The patient had a persistent COVID-19 infection lasting 505 days, over 16 months, exceeding the previous record of 335 days.
The patient from the United Kingdom contracted the disease in early 2020, and their weakened immune system and underlying conditions prevented them from entirely clearing the virus from their body. They were in and out of hospital repeatedly following their initial infection and tested positive every time, with genetic sequencing showing the infection was the same and not the result of re-infection.
"These were throat swab tests that were positive each time. The patient never had a negative test, and we can tell it was one continuous infection because the genetic signature of it - the information we got from sequencing the viral genome - was unique and constant in that patient," said the study's first author Dr.
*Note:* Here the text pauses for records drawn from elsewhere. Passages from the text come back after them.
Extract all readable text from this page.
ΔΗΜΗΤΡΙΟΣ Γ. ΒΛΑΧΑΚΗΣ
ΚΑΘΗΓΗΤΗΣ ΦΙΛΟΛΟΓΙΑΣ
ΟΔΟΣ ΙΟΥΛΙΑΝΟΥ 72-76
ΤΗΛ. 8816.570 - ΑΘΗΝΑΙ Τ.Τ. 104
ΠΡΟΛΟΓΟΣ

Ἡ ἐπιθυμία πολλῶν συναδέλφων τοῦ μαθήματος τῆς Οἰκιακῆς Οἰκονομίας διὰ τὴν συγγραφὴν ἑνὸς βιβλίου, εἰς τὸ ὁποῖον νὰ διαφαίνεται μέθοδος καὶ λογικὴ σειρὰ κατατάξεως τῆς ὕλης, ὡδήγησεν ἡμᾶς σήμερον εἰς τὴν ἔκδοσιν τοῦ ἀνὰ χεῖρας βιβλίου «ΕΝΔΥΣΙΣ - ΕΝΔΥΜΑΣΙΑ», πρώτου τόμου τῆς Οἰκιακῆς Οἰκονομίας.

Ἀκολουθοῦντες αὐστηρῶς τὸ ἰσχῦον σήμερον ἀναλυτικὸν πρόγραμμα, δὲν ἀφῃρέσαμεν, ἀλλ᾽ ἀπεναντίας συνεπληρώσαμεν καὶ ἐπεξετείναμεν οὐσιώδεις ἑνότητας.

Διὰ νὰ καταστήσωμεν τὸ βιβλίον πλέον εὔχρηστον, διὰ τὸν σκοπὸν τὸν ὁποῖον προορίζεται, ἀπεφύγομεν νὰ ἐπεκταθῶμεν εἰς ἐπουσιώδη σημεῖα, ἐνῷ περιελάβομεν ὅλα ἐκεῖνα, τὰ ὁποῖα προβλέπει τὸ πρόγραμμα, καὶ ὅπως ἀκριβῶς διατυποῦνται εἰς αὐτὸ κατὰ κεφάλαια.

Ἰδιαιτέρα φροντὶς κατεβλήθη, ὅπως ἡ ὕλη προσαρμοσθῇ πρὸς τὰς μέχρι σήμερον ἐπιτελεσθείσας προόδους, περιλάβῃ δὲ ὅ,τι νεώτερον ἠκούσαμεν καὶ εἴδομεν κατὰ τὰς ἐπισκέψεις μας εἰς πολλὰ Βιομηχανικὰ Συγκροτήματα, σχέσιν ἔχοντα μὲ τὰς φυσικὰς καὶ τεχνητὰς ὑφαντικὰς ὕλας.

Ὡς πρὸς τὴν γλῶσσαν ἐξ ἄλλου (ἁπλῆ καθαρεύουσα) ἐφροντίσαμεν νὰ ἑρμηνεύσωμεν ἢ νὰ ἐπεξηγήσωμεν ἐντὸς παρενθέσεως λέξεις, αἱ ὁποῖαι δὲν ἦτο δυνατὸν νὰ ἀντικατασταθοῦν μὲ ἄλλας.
Luke Blagdon Snell, from the Department of Infection at Guy's and St Thomas' NHS Foundation Trust in London, to the BBC.
The patient was treated with antiviral drugs and eventually succumbed to their conditions and died in hospital in 2021. The patient, along with eight others, was part of a study titled "A longitudinal study of evolution of SARS-CoV-2 variants in immunocompromised individuals with persistent infection" that has yet to be published in a peer-reviewed journal.
"Immunocompromised patients with persistent [COVID-19] infection have poor outcomes, and new treatment strategies are urgently needed to clear their infection. This may also prevent the emergence of variants," study co-author Dr. Gaia Nebbia, an infectious disease specialist at Guy's and St Thomas' NHS Foundation Trust, said in a statement.